Tentang cedera kedua di Rossoneri: “Setelah 5 bulan saya mulai merasa lebih baik. Sekarang sudah bulan April. Dalam pelatihan saya merasa bahwa semuanya belum selesai, tetapi saya meningkat. Saya akhirnya kembali ke lapangan: ada Piala Italia melawan Lazio.”
“Selama pertandingan sepertinya tidak ada yang terjadi di bulan-bulan sebelumnya. Saya merasa baik, baiklah. Semua rasa sakit itu tiba-tiba mencair: ‘Sial, aku baik-baik saja …’. Selama seminggu saya berlatih dengan maksimal, percaya diri. Saya baru saja kembali setelah 150 hari tanpa sepak bola.”
“Saya melakukan kontras dan tidak ada, ligamen kolateral memutuskan untuk menyerah. Gelap. Secara mental saya seperti ditabrak meteorit. Dari pedang yang baru saja menusukku. Saya merasakannya: Saya hampir berakhir.”
“Namun di sinilah, sekali lagi, jurang maut. Pukulan yang bahkan lebih keras dari yang pertama. Ganas, merasa benar sendiri. Saat itu bulan Mei, saya sudah kehilangan satu musim, yaitu lompatan besar. Butuh beberapa hari bagi saya untuk menyadarinya.”
“Saat itu, penurunan pribadi juga dimulai. Saya pergi ke Roma untuk melakukan rehabilitasi, kembali ke Milan pada akhir September. Bahkan saya tidak mengenal Pak Giampaolo, karena ketika saya mulai lebih banyak hadir di Milanello, dia dipecat.”
“Pioli tiba. Tiga bulan telah berlalu, dibutuhkan dua bulan lagi.
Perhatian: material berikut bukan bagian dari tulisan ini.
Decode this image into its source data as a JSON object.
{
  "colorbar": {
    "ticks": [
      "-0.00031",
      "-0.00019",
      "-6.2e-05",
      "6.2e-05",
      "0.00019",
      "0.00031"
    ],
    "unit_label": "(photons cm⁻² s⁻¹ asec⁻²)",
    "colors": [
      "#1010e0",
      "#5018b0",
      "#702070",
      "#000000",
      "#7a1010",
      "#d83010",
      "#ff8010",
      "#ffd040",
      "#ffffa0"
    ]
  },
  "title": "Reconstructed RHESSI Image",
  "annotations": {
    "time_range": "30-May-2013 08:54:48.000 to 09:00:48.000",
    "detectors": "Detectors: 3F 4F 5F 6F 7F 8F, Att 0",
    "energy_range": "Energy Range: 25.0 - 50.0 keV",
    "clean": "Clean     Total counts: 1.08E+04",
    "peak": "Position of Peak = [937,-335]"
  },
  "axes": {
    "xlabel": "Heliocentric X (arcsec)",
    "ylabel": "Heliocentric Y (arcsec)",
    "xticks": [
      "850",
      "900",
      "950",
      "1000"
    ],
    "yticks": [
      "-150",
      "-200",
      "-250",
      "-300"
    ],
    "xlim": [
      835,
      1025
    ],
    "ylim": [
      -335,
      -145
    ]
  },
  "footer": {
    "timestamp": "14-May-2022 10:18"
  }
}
Saya membuat dua pertandingan persahabatan dengan Primavera, tetapi saya merasakannya: lututnya tidak sehat. Itu pasti tidak 100%. Tetap butuh waktu.”
Saat berpikir tentang mengucapkan selamat tinggal pada sepak bola: “Ya, sekali ya. Setengah waktu. Ketika Anda belum dapat memahami situasi untuk waktu yang lama, solusi paling ekstrem bagi Anda tampaknya adalah yang terbaik. Tapi aku tidak bisa menyerah. Persetan jika aku tidak bisa. Aku ingin bahagia, hal itu tidak cukup bagiku.”
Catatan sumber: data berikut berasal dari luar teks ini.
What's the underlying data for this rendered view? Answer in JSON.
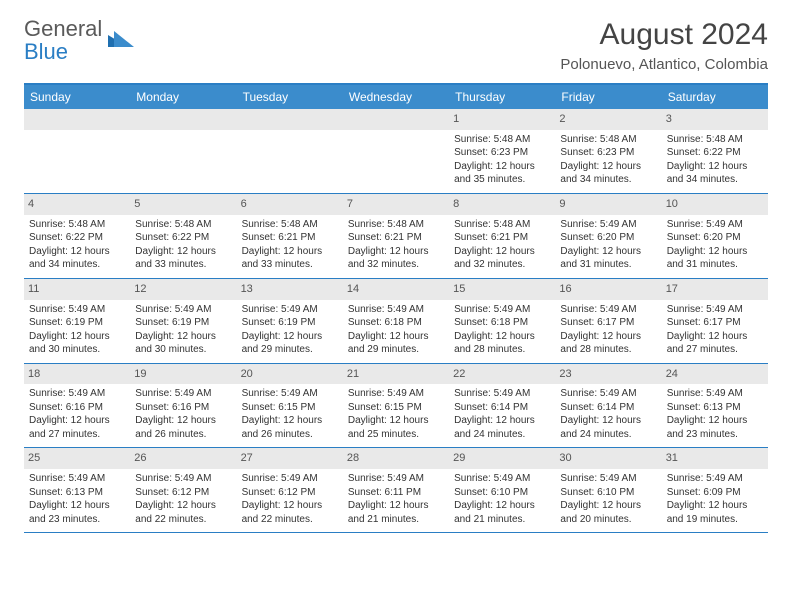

“Saya telah berjuang seumur hidup untuk berada di sana, saya tidak bisa menggulungnya dan membuang semuanya ke tempat sampah seperti selembar kertas yang penuh dengan kata-kata acak. Akulah yang harus menghilangkan kabut dari kepalaku. Saya merasa terbatas. Aku harus keluar dari itu. Itu adalah kewajiban bagi saya dan keluarga saya.”
“Lingkaran setan terkutuk itu harus berakhir, cepat atau lambat. Aku bernafas, aku menarik nafas. Sementara itu, saya telah kehilangan satu tahun lagi karir dan hubungan di sekitar saya rusak.” tutup surat Caldara.
Musim ini Mattia Caldara mulai kembali menunjukkan tanda-tanda kebangkitannya. Dalam masa peminjamannya bersama Venezia dari AC Milan, ia telah sanggup bermain dalam 9 pertandingan dan berhasil menyumbangkan 1 buah gol.